Crypto’s next move depends on the next Fed rate hike: Options trading

The direction of the price of bitcoin and other cryptocurrencies likely depends on whether the US Federal Reserve takes a more hawkish approach to raising interest rates as it battles inflation, Imran Lakha, founder of Options Insights, said on Tuesday.

Earlier this month, bitcoin (BTC), the largest cryptocurrency by market capitalization, hit its highest level since August. But bitcoin fell after Friday’s personal consumption expenditures (PCE) price index data from the US Commerce Department rose an unexpectedly robust 5.4% in January. Economists had predicted an increase of 5%.

Bitcoin and other cryptos fell after the report was released. Additionally, according to CME’s FedWatch tool, the odds of the US Federal Reserve raising its benchmark interest rate by 50 basis points in March have risen thanks to the PCE index data. It increases volatility.

Lakha said on CoinDesk TV’s “First Mover” that volatility dropped significantly between November and December in the wake of the collapse of major crypto companies including Exchange FTX.

It wasn’t until downside volatility subsided that risk appetite returned to the market, he said. This in turn led to more purchases of bullish bets (calls) compared to bearish bets (puts) in the options markets. Call options are financial contracts that give the option buyer the right, but not the obligation, to buy, while puts give the right, but not the obligation, to sell.

“When we started to see that the market could come back to life and we started to see the big 10% plus moves to the upside, all those biases turned back against calls, especially on bitcoin,” Lakha said.

Now, he said, interest in puts has more or less “evaporated after the market bottomed out last year.”

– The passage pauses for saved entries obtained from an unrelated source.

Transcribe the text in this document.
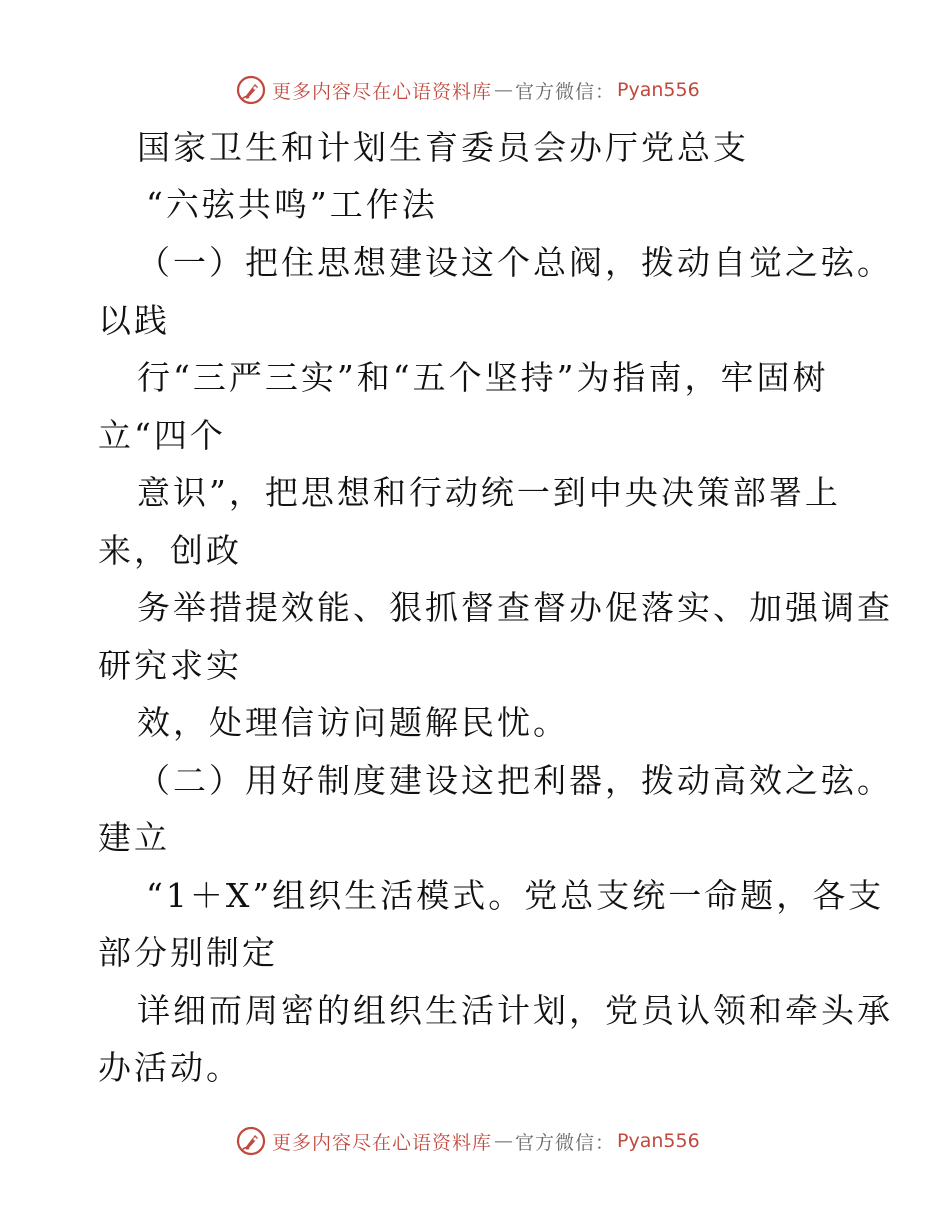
更多内容尽在心语资料库 — 官方微信： Pyan556
国家卫生和计划生育委员会办厅党总支
“六弦共鸣”工作法
（一）把住思想建设这个总阀，拨动自觉之弦。
以践
行“三严三实”和“五个坚持”为指南，牢固树
立“四个
意识”，把思想和行动统一到中央决策部署上
来，创政
务举措提效能、狠抓督查督办促落实、加强调查
研究求实
效，处理信访问题解民忧。
（二）用好制度建设这把利器，拨动高效之弦。
建立
“1＋X”组织生活模式。党总支统一命题，各支
部分别制定
详细而周密的组织生活计划，党员认领和牵头承
办活动。
更多内容尽在心语资料库 — 官方微信： Pyan556
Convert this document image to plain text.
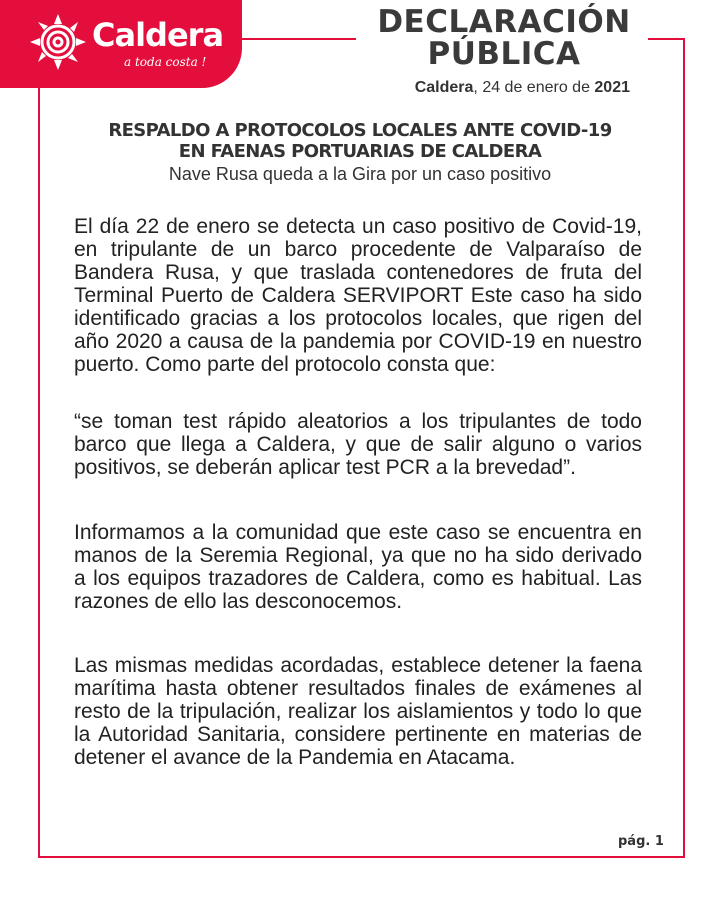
Caldera
a toda costa !
DECLARACIÓN
PÚBLICA
Caldera, 24 de enero de 2021
RESPALDO A PROTOCOLOS LOCALES ANTE COVID-19
EN FAENAS PORTUARIAS DE CALDERA
Nave Rusa queda a la Gira por un caso positivo

El día 22 de enero se detecta un caso positivo de Covid-19, en tripulante de un barco procedente de Valparaíso de Bandera Rusa, y que traslada contenedores de fruta del Terminal Puerto de Caldera SERVIPORT Este caso ha sido identificado gracias a los protocolos locales, que rigen del año 2020 a causa de la pandemia por COVID-19 en nuestro puerto. Como parte del protocolo consta que:

“se toman test rápido aleatorios a los tripulantes de todo barco que llega a Caldera, y que de salir alguno o varios positivos, se deberán aplicar test PCR a la brevedad”.

Informamos a la comunidad que este caso se encuentra en manos de la Seremia Regional, ya que no ha sido derivado a los equipos trazadores de Caldera, como es habitual. Las razones de ello las desconocemos.

Las mismas medidas acordadas, establece detener la faena marítima hasta obtener resultados finales de exámenes al resto de la tripulación, realizar los aislamientos y todo lo que la Autoridad Sanitaria, considere pertinente en materias de detener el avance de la Pandemia en Atacama.

pág. 1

BTC is currently trading at just above $23,500, but Lakha did not rule out the possibility that it “could trade all the way down to $16,000” before bouncing back to $28,000 or even $30,000. The implied levels of volatility could be cheap enough to make purchases attractive again, he said.

More broadly, the crypto options market at large relies on bitcoin staying above the $20,000 to $21,000 threshold to support projects in the industry, Lakha noted.

Retail investors who still own crypto are probably in it for the long haul, he said.

“They’re not really buying it from a tactical perspective. They’re in it, but they’ve seen the bad times,” Lakha said. “They’re probably going to stick with it.”